Saturday, October 07, 2006

Robin Hood

Robin Hood is the new regional BBC attempt to fill the Doctor Who slot, a good old-fashioned Saturday-evening show for the entire family. If the first episode broadcast tonight is indicative of the series as a whole, the entire family will be agreeing it's rubbish and arguing over which channel to change to instead.

The first two episodes at least will be spent establishing the basic premise of the show. I know that children aren't actually taught anything in schools today but I can't believe that there's that many of them that don't know the basic story of Robin Hood, so I can only assume this is BBC Nottingham being concerned about selling this show to foreign markets, such as the United States where the kids are too doped up to remember Robin Hood: Prince of Thieves.

So Robin, along with annoying comic relief Much (played by Patrick Doctor Two Troughton's grandson, Sam) have returned from a Crusade in the Holy Land which is more than a little unpopular at home. That's pretty much all there is for parents to enjoy, though there is a cleavage shot for Dads later on. On returning to his ancestral home Bob discovers that there's something of an authoritarian streak abroad in the land, people lose limbs if they are caught stealing. It seems the Sheriff of Nottingham is a bad 'un and that forces Bobby to take the law into his own hands when some of his serfs are condemned to hang for crimes they didn't commit. They all escape and become soldiers of fortune. If you've no-one else to turn to, if you can find them, if you live in the fourteenth century, maybe you can hire 'The H Team'.

Pretty much the entire blame for this anaemic show can be placed on the script. It's amusing in places, but even if you hated David Tennant's gurning as the Doctor that'll seem like Shakespeare compared to this. It fails to define the heroes as truly heroic, and I don't think that's because it's aiming for a complex morality that forces us to ask 'who's good? who's evil?'. Worse, while Sir Guy of Gisbourne is not the public-school buffoon with the room-temperature IQ from Robin of Sherwood, Keith Allen hams it up so badly as the Sherriff of Nottingham that the show cannot be watched by any observant Jews, his decision to make the Sherrif a clown rather than a menace and a threat is a real error. Now, only a few hours later, I can't remember anything memorable or funny that anyone said.
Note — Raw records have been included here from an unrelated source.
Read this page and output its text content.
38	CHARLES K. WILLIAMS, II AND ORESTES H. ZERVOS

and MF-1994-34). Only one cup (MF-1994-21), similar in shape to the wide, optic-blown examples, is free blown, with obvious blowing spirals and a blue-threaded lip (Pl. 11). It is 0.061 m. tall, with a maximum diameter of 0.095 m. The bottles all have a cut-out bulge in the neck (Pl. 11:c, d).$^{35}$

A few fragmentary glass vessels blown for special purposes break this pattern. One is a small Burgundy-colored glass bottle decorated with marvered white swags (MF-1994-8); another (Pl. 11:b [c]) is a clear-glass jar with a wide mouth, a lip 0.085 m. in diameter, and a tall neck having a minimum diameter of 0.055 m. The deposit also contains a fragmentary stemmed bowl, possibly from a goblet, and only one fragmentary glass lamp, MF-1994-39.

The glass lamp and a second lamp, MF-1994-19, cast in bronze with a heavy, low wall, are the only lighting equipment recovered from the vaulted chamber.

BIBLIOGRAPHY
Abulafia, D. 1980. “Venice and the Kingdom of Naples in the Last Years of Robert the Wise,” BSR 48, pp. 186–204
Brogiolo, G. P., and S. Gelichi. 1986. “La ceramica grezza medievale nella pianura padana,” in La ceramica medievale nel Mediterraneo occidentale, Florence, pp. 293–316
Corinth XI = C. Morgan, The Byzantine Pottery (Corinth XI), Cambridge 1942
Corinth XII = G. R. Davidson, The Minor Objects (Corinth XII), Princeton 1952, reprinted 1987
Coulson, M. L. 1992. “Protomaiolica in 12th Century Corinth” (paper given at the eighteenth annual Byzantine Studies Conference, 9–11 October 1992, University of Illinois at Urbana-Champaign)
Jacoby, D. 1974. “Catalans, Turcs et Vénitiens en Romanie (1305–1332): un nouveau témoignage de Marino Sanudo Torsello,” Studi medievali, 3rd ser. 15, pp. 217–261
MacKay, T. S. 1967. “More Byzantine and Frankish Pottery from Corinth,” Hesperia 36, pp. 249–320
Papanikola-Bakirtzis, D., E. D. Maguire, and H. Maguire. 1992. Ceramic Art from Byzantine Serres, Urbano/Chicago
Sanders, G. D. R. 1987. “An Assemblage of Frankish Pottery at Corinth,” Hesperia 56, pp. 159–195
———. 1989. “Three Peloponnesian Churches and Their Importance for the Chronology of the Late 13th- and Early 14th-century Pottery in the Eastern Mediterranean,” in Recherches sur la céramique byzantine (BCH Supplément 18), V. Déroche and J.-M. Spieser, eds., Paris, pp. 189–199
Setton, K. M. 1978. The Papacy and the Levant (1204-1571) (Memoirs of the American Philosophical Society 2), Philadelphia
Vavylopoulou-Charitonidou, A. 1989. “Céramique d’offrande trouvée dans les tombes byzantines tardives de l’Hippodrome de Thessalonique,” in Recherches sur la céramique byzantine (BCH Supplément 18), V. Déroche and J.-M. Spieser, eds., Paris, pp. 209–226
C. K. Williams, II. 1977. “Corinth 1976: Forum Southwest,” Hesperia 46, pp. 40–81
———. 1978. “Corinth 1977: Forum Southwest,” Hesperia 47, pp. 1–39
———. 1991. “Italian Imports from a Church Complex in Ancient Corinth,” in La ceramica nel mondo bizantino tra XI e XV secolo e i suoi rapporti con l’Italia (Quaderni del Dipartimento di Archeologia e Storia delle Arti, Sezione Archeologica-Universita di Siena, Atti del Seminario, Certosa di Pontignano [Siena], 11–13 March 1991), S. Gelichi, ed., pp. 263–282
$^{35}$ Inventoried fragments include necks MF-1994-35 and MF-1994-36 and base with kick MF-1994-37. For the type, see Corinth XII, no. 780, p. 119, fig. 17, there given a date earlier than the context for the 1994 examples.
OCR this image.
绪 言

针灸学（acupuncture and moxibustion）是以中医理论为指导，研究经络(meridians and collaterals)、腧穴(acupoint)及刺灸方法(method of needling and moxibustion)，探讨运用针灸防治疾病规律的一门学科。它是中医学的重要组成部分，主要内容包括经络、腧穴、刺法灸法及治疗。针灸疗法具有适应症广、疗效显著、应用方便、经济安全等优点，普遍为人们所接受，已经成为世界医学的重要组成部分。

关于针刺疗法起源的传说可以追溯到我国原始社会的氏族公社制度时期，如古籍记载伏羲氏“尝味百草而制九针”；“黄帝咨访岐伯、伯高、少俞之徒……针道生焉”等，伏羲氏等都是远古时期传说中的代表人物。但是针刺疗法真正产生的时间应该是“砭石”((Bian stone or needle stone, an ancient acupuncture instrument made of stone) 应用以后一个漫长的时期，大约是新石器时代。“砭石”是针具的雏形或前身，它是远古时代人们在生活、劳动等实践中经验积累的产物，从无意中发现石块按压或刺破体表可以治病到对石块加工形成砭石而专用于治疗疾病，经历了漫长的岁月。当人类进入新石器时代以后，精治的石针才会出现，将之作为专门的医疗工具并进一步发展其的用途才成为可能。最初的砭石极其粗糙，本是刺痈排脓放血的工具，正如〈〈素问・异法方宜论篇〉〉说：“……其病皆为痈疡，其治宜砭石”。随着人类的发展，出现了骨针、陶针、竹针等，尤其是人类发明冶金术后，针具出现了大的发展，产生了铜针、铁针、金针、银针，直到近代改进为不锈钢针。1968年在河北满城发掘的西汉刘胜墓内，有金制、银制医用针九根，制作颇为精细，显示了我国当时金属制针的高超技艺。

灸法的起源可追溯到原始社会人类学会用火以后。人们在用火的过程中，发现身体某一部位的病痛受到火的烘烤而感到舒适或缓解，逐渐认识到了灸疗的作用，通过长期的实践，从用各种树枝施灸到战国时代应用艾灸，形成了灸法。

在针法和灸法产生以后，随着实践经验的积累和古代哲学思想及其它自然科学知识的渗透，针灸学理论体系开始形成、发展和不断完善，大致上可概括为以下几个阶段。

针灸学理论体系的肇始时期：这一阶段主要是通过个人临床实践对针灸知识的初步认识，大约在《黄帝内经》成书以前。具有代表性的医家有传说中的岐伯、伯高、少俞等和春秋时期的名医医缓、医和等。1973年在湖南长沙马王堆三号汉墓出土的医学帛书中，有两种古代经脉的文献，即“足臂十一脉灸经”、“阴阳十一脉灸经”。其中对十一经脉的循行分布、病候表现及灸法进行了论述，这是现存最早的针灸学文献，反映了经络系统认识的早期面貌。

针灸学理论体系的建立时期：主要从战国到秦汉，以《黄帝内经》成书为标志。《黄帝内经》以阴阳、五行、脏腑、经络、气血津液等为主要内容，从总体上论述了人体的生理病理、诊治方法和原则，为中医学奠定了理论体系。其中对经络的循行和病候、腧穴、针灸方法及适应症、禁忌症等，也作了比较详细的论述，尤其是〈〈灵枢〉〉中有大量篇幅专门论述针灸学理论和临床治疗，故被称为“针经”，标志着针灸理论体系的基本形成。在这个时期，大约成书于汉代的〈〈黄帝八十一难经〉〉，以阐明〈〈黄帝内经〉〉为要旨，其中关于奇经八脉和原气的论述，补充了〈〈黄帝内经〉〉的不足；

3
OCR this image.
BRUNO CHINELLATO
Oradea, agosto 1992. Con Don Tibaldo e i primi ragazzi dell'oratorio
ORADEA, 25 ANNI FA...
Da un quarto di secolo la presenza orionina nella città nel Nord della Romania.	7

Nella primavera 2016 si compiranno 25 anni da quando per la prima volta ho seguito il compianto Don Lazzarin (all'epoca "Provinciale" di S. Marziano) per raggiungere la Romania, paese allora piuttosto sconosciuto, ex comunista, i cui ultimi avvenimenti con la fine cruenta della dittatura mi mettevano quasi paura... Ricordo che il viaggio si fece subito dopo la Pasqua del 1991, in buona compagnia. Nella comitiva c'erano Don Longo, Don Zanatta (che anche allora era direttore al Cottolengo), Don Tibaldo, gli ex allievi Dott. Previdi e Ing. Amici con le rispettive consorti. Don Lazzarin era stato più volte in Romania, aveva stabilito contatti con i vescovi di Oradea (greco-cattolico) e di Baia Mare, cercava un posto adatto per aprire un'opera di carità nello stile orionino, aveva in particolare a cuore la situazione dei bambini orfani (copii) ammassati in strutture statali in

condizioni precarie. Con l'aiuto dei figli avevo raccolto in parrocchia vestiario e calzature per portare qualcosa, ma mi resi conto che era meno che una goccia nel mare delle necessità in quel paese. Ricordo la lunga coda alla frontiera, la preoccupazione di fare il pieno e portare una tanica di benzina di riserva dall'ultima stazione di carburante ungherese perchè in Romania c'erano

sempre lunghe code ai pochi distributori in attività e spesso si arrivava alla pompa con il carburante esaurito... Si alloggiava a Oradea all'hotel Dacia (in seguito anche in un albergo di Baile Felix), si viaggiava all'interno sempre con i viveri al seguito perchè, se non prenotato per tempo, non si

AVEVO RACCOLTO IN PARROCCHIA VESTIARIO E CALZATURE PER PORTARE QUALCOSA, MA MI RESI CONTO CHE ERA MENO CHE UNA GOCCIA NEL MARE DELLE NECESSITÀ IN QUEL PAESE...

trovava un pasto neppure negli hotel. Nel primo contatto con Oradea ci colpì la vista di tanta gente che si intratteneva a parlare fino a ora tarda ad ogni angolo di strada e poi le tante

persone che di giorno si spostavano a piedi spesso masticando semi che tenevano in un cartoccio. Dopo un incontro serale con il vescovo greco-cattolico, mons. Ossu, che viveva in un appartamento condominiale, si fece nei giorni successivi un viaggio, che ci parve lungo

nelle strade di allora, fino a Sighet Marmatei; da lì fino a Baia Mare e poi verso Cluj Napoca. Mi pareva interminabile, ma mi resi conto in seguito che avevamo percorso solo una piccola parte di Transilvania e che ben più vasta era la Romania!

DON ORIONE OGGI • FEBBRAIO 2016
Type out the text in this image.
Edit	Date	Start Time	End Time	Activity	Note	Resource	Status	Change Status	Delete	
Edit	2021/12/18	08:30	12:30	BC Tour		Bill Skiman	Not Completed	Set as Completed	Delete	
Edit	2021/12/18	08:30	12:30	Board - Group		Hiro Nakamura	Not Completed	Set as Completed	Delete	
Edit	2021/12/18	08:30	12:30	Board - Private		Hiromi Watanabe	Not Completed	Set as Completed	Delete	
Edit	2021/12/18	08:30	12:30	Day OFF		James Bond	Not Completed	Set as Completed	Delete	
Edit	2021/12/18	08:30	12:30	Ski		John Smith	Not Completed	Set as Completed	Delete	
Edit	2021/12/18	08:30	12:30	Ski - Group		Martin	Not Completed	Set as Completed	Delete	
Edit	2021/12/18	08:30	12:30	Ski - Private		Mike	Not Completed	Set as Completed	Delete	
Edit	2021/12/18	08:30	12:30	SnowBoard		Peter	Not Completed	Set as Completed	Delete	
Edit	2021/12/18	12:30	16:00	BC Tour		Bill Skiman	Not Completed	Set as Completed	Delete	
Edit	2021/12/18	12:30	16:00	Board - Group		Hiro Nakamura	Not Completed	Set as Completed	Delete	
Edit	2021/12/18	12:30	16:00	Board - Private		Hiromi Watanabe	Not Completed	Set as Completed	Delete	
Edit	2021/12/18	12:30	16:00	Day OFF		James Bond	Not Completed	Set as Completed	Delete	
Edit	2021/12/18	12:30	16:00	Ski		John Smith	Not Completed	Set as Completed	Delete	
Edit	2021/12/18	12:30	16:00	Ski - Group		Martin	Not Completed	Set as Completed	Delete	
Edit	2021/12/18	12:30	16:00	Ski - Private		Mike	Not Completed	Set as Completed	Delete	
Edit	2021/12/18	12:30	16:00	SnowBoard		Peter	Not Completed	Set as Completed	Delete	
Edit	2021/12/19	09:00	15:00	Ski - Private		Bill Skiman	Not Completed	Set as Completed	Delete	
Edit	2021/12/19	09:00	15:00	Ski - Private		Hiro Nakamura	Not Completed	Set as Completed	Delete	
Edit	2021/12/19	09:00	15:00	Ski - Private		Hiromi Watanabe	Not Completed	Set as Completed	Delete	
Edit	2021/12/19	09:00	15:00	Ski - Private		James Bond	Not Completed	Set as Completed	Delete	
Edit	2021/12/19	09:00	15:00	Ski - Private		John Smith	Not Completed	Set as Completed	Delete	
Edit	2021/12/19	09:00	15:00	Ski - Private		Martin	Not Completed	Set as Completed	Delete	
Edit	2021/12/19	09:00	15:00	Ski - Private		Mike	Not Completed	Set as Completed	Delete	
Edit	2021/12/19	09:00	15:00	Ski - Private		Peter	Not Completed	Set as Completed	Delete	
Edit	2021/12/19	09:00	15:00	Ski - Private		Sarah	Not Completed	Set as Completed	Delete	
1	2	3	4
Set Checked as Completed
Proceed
The action scenes are few and extremely badly plotted. There seems to be no-one involved at any stage of the production process that can point out that these are supposed to be exciting. The script can't decide how good a fighter Robin is. At the start he shoots four arrows into an extremely narrow target from several hundred feet away, faster than it would actually take a real person to fire those arrows. When charged by eight men on horseback he runs away, because although they are at least twice that distance away from him he couldn't just shoot them as well? A bowman would have an advantage against someone on horseback. Still, he has his superpowers back by the end of the show when he shoots arrows through several ropes holding hanging men, then throws his sword about fifty meters to hit first one then another guard who are menacing Much. Yet he needs help to stop a guard from shooting him with an arrow, a guard he's close enough to duck under and grab the legs of.

The set design is nice, and Budapest does a good job of doubling for the winter-time forests of the English collective imagination. I'm holding out the unreasonable hope that things may improve once we get past the unnecessary origin story. I don't think Robin Hood needs one beyond 'good group of people, one of whom is handy with a bow and arrow, against a bad group, lead by the Sherrif of Nottingham' and if it takes more than one episode to set up then you're doing something badly wrong. But I'm going to give it a chance to get beyond the origin story and see if it develops legs.